For more information on FingerMotion, visit: https://fingermotion.com/
Company Contact:
FingerMotion, Inc.
For further information e-mail: info@fingermotion.com
Phone: 718-269-3366
Safe Harbor Statement
Except for the statements of historical fact
contained herein, the information presented in this news release constitutes "forward-looking statements" as such term is used
in applicable United States securities laws. These statements relate to analysis and other information that are based on forecasts or
future results, estimates of amounts not yet determinable and assumptions of management.

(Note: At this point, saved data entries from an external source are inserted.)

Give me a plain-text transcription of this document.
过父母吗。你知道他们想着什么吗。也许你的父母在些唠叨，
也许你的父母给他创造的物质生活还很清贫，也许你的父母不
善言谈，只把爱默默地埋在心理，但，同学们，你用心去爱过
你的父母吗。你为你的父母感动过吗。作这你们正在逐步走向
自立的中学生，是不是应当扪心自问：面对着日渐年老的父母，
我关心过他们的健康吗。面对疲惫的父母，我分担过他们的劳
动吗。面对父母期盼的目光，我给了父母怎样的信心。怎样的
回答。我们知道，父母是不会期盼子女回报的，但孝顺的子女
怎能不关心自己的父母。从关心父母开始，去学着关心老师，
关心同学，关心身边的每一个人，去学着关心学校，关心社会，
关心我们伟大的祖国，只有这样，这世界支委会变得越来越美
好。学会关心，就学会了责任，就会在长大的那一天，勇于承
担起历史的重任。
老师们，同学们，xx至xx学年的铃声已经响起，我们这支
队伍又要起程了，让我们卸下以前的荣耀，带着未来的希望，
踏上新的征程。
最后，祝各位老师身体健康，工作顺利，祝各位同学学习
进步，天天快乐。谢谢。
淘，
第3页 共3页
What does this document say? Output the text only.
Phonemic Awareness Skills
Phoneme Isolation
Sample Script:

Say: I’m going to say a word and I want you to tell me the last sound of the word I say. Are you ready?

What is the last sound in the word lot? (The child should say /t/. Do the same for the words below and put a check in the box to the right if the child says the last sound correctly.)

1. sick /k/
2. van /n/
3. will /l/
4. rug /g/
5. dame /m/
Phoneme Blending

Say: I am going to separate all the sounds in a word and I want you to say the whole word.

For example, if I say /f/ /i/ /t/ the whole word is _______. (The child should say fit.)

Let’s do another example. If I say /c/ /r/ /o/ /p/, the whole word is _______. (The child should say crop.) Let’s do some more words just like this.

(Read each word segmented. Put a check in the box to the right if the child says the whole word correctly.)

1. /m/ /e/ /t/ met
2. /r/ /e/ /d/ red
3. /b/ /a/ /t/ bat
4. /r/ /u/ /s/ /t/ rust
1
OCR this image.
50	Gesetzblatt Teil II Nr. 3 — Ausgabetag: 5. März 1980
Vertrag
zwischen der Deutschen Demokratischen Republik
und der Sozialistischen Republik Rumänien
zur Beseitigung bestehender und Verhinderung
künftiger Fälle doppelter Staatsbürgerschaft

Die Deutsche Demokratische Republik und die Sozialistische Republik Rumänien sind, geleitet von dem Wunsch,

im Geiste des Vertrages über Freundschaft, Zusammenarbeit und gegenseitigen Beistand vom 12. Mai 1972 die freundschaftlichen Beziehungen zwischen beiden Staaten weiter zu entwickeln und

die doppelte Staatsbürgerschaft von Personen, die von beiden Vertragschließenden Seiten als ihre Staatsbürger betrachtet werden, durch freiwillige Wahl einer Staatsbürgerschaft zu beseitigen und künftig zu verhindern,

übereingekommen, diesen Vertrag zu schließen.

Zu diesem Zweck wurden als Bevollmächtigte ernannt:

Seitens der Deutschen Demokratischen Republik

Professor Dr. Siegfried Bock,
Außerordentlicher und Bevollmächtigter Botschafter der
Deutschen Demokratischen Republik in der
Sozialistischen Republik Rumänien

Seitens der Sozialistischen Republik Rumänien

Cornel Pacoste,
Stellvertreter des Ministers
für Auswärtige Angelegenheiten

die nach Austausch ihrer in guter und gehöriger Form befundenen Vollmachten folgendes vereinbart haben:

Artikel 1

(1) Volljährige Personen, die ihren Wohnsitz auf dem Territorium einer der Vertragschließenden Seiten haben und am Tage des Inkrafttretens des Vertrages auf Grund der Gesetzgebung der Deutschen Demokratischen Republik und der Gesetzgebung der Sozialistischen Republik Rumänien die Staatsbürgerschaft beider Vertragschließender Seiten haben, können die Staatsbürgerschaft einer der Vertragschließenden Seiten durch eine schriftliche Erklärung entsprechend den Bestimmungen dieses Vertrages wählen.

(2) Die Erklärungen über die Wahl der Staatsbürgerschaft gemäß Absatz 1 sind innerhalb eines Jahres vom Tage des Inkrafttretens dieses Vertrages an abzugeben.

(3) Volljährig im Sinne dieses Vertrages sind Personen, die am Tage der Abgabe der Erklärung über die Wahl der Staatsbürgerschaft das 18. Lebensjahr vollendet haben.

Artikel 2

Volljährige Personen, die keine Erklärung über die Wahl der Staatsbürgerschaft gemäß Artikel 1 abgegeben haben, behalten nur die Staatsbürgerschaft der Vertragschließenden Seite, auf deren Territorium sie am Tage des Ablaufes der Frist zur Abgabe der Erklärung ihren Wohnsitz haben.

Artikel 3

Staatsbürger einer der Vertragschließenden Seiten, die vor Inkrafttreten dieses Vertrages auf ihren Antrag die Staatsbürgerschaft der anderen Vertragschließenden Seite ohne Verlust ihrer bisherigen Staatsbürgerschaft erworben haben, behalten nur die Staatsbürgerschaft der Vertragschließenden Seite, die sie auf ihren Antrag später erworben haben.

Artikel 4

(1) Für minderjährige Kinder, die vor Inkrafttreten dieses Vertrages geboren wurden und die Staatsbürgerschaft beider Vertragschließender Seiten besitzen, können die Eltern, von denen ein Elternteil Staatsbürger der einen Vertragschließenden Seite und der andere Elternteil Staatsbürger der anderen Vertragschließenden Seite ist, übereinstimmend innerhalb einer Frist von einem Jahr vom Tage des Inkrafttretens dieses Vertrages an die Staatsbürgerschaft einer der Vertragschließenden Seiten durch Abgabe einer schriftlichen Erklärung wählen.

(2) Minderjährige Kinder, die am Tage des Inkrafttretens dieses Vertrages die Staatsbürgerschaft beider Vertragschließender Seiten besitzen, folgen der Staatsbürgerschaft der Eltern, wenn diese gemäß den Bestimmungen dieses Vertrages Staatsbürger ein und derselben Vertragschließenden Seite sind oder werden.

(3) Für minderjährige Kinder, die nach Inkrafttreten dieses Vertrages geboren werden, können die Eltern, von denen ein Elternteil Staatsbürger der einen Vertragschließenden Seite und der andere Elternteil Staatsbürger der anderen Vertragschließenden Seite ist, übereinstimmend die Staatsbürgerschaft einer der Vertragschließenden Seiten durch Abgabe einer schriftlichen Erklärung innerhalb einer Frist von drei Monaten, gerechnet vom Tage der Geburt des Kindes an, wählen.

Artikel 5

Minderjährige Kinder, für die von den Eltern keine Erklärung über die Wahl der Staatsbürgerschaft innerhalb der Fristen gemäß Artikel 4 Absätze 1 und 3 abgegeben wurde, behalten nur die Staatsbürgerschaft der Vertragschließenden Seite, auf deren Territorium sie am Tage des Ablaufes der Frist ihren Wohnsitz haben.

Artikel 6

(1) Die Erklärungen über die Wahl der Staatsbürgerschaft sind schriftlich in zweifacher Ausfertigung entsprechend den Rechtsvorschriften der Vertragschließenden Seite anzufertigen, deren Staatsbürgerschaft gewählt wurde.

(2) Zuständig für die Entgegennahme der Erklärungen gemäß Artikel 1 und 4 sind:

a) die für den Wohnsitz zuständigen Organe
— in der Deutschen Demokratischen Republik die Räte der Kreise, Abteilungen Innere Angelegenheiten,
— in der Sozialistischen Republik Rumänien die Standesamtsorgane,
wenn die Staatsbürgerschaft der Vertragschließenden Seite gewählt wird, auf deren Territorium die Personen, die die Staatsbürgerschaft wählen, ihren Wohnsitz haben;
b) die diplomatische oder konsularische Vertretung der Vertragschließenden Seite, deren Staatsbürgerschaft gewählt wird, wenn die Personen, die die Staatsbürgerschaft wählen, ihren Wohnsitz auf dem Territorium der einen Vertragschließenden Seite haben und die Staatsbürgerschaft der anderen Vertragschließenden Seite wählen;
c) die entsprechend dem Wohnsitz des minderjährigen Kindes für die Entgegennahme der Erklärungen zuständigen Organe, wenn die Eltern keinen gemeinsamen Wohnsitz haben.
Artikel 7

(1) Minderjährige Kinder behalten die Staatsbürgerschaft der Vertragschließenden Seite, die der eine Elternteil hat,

Any other statements that express or involve
discussions with respect to predictions, expectations, beliefs, plans, projections, objectives, assumptions or future events or performance
(often, but not always, using words or phrases such as "expects", or "does not expect", "is expected",
"anticipates" or "does not anticipate", "plans", "estimates" or "intends", or stating
that certain actions, events or results "may", "could", "would", "might" or "will"
be taken, occur or be achieved) are not statements of historical fact and should be viewed as "forward-looking statements".
We have based these forward-looking statements on our current expectations about future events or performance. While we believe these
expectations are reasonable, such forward-looking statements are inherently subject to risks and uncertainties, many of which are beyond
our control. Our actual future results may differ materially from those discussed or implied in our forward-looking statements for various
reasons. Factors that could contribute to such differences include, but are not limited to: international, national and local general
economic and market conditions; demographic changes; the ability of the Company to sustain, manage or forecast its growth; the ability
of the Company to manage its VIE contracts; the ability of the Company to maintain its relationships and licenses in China; adverse publicity;
competition and changes in the Chinese telecommunications market; fluctuations and difficulty in forecasting operating results; business
disruptions, such as technological failures and/or cybersecurity breaches; and the other factors discussed in the Company's periodic
reports that are filed with the Securities and Exchange Commission and available on its website (http://www.sec.gov). There can
be no assurance that such statements will prove to be accurate as actual results and future events could differ materially from those
anticipated in such statements. Accordingly, readers should not place undue reliance on forward-looking statements contained in this
news release and in any document referred to in this news release. The forward-looking statements included in this release are made only
as of the date hereof. For forward-looking statements in this news release, the Company claims the protection of the safe harbor for
forward-looking statements contained in the Private Securities Litigation Reform Act of 1995. The Company assumes no obligation to update
or supplement any forward-looking statements whether as a result of new information, future events or otherwise. This news release shall
not constitute an offer to sell or the solicitation of any offer to buy our securities.